CDB15:0001080 MSTN — ACVR2B

ABSTRACT: Myostatin, a transforming growth factor beta (TGF-beta) family member, is a potent negative regulator of skeletal muscle growth. In this study we characterized the myostatin signal transduction pathway and examined its effect on bone morphogenetic protein (BMP)-induced adipogenesis. While both BMP7 and BMP2 activated transcription from the BMP-responsive I-BRE-Lux reporter and induced adipogenic differentiation, myostatin inhibited BMP7- but not BMP2-mediated responses. To dissect the molecular mechanism of this antagonism, we characterized the myostatin signal transduction pathway. We showed that myostatin binds the type II Ser/Thr kinase receptor. ActRIIB, and then partners with a type I receptor, either activin receptor-like kinase 4 (ALK4 or ActRIB) or ALK5 (TbetaRI), to induce phosphorylation of Smad2/Smad3 and activate a TGF-beta-like signaling pathway. We demonstrated that myostatin prevents BMP7 but not BMP2 binding to its receptors and that BMP7-induced heteromeric receptor complex formation is blocked by competition for the common type II receptor, ActRIIB. Thus, our results reveal a strikingly specific antagonism of BMP7-mediated processes by myostatin and suggest that myostatin is an important regulator of adipogenesis.

ABSTRACT: Growth differentiation factor 8 (GDF8), also known as myostatin, is highly expressed in the mammalian musculoskeletal system and plays critical roles in the regulation of skeletal muscle growth. Though not exclusively expressed in the musculoskeletal system, the expression and biological function of GDF8 has never been examined in the human ovary.

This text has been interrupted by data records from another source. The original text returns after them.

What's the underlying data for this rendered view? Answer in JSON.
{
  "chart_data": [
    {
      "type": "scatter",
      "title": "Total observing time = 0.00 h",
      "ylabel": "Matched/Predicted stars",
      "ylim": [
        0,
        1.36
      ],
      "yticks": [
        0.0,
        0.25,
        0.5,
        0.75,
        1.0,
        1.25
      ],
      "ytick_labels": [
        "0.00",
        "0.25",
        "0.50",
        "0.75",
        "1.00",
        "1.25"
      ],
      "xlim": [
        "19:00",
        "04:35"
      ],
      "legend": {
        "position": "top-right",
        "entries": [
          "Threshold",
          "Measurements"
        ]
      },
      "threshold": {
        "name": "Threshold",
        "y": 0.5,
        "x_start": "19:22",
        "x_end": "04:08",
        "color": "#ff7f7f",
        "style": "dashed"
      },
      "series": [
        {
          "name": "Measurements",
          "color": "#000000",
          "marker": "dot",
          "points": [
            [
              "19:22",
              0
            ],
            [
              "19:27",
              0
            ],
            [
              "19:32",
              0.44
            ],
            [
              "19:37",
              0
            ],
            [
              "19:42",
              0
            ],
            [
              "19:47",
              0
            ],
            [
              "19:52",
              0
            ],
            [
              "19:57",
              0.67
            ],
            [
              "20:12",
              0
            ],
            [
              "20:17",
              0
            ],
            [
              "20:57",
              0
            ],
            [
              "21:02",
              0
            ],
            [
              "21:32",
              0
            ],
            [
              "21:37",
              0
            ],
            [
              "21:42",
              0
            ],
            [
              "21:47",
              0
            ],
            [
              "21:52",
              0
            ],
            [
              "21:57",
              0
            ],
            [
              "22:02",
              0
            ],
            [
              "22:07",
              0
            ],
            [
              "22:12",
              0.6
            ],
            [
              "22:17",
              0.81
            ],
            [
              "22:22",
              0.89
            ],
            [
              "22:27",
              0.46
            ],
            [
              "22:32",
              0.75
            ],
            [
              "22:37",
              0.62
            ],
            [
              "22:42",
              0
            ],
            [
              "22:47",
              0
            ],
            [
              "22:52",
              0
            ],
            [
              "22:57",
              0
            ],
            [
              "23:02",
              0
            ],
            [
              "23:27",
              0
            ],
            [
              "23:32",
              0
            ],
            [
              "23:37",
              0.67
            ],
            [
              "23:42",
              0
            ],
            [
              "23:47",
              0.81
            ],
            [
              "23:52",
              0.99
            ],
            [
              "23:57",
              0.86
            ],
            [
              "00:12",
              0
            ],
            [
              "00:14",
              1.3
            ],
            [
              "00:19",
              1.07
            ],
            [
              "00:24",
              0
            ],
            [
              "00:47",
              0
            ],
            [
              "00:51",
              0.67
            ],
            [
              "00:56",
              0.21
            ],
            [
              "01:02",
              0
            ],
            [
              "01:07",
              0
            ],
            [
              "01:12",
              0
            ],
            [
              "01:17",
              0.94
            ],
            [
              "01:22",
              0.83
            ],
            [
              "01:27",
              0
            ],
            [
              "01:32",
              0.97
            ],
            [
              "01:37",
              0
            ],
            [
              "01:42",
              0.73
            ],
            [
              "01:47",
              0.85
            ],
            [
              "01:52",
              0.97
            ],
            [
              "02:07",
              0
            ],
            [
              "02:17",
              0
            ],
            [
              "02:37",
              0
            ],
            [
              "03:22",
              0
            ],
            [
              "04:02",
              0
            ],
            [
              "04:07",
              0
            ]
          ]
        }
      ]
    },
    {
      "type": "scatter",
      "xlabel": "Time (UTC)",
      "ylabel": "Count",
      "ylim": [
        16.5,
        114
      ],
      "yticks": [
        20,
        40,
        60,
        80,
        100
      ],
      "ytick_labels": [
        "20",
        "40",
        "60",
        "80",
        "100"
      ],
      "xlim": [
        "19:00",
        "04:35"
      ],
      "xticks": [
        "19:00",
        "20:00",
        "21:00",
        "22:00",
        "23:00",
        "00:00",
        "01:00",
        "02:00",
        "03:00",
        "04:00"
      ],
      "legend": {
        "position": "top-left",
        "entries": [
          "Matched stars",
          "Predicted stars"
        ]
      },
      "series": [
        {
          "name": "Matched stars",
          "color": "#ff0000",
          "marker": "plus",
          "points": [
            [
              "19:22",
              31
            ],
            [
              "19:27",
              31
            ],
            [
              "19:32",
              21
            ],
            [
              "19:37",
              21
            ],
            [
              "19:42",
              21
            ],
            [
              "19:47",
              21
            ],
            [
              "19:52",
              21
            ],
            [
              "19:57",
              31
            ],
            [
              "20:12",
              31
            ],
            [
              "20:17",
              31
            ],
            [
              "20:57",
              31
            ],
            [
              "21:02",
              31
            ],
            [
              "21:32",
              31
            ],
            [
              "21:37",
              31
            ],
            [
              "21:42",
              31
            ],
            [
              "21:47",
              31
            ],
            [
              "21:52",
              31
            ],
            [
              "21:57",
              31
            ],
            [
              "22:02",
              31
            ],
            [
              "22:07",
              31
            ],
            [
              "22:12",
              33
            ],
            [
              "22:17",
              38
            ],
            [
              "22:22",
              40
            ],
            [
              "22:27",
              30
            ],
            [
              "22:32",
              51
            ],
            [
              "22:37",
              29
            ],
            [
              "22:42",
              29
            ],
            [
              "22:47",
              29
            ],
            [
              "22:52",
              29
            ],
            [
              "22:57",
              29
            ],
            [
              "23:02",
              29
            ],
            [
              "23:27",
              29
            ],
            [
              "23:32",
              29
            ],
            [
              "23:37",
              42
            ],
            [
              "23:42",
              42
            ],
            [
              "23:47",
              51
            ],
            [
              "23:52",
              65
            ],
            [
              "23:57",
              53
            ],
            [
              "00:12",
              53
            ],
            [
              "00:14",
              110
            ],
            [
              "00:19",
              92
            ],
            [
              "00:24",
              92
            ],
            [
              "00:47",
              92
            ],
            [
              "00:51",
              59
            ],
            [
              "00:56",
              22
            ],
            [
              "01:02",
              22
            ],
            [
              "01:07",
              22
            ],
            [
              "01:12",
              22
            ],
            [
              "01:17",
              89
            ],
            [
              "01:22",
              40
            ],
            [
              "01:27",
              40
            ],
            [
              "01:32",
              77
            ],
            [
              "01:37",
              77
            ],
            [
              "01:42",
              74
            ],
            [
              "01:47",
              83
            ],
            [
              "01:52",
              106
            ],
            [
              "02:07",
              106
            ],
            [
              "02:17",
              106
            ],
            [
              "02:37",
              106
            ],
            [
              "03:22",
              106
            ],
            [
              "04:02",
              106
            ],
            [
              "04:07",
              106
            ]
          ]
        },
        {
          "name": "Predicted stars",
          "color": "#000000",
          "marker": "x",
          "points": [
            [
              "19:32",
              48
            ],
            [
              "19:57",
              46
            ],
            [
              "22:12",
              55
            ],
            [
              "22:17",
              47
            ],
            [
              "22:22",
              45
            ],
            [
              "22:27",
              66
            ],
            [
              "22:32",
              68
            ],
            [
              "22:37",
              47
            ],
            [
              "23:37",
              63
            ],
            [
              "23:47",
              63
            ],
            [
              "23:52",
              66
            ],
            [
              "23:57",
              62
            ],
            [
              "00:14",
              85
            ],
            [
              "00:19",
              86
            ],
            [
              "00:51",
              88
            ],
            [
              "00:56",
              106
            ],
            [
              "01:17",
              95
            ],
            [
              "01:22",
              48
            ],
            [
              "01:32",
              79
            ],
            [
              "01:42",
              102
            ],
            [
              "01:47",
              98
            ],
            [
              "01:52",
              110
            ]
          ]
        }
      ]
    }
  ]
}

Pentraxin 3 (PTX3) plays a key role in the assembly of extracellular matrix, which is essential for cumulus expansion, ovulation and in vivo fertilization. The aim of this study was to investigate GDF8 expression and function in human granulosa cells and to examine its underlying molecular determinants. An established immortalized human granulosa cell line (SVOG), granulosa cell tumor cell line (KGN) and primary granulosa-lutein cells were used as study models. We now demonstrate for the first time that GDF8 is expressed in human granulosa cells and follicular fluid. All 16 follicular fluid samples tested contained GDF8 protein at an average concentration of 3 ng/ml. In addition, GDF8 treatment significantly decreased PTX3 mRNA and protein levels. These suppressive effects, along with the induction of SMAD2/3 phosphorylation, were abolished by co-treatment with the ALK4/5/7 inhibitor SB431542. Knockdown of ALK5, ACVR2A/ACVR2B or SMAD4 reversed the effects of GDF8-induced PTX3 suppression. These results indicate that GDF8 down-regulates PTX3 expression via ACVR2A/ACVR2B-ALK5-mediated SMAD-dependent signaling in human granulosa cells. These novel findings support a potential role for GDF8 in the regulation of follicular function, likely via autocrine effects on human granulosa cells.